I work on curl for a living. The companies that pay for support have higher priority than almost any other bug reports, and they tend to be libcurl related. Keeping my paying customers happy is crucial to me. And in a funny way also to others, since that work usually end up benefiting all curl users.

Where its fun

As I work on curl full-time during my workdays and also during a good chunk of my spare time, I need to “lighten up” my work at times and get some variation. Sometimes I can go about and find new little things to work on in the project that maybe isn’t top priority by any means, but are things that could use some polish and are different enough from what I spent the rest of my week on. To give me variation. To keep the fun.

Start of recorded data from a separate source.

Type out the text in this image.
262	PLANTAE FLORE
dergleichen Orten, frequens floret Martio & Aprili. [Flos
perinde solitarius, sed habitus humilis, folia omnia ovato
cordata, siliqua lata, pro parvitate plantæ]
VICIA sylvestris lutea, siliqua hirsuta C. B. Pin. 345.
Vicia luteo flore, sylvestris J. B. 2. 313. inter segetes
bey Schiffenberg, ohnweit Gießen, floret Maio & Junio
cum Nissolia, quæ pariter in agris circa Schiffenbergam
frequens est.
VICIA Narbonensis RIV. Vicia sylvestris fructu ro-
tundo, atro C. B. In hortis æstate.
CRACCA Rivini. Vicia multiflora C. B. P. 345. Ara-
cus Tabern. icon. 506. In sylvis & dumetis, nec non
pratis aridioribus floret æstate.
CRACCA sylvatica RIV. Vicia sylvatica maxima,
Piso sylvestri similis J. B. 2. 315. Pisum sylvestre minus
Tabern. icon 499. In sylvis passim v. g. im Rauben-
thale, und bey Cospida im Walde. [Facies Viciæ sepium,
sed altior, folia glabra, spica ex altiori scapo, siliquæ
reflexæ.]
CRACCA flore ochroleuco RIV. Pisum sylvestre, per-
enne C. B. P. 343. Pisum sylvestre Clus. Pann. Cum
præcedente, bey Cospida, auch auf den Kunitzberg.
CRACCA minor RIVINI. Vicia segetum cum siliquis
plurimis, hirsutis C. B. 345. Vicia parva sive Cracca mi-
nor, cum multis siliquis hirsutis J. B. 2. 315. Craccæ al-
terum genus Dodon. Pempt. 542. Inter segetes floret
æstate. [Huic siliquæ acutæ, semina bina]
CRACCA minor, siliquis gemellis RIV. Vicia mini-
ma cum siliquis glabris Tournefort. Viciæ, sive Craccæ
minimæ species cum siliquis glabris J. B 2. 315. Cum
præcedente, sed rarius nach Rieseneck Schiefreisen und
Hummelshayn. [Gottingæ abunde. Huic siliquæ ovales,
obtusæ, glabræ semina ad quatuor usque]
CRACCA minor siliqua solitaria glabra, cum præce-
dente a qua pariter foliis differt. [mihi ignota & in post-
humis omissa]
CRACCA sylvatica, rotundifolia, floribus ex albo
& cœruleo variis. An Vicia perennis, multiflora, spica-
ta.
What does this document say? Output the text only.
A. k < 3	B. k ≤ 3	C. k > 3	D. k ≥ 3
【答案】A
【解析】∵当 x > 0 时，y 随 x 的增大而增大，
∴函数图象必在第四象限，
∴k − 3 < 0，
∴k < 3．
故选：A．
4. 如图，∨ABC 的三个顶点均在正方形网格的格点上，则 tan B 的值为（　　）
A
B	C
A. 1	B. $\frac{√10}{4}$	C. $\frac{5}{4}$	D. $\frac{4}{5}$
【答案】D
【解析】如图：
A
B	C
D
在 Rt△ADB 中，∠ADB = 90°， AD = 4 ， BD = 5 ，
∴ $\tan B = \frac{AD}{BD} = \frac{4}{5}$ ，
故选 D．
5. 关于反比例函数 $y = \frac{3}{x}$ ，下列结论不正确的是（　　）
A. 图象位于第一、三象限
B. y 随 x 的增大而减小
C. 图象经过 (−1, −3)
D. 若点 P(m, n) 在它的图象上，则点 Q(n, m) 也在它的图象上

Also, sometimes scratching the surface on a new somewhat forgotten place brings up more important stuff.

Theory meets practice

Years ago I even for a while considered to hand over maintenance of the curl tool to someone else and more distinctly say that I would only work on the library as they are separate entities and could possibly benefit from being worked on independently from each other.

My idea of focusing my work on the more complicated issues, to work on design and architecture and help newcomers find their way into the code doesn’t always work out.

I never gave up maintenance of the tool and a lot of things that someone else could implement or fix in the project aren’t, which makes me eventually get to work on that too anyway. For the good of the project. Also, it makes my work day more varied and fun if I take occasional strolls around the project every now and then and put on some new paint on areas I find could use some.


Most of my work efforts go into libcurl matters. But I work on the tool too.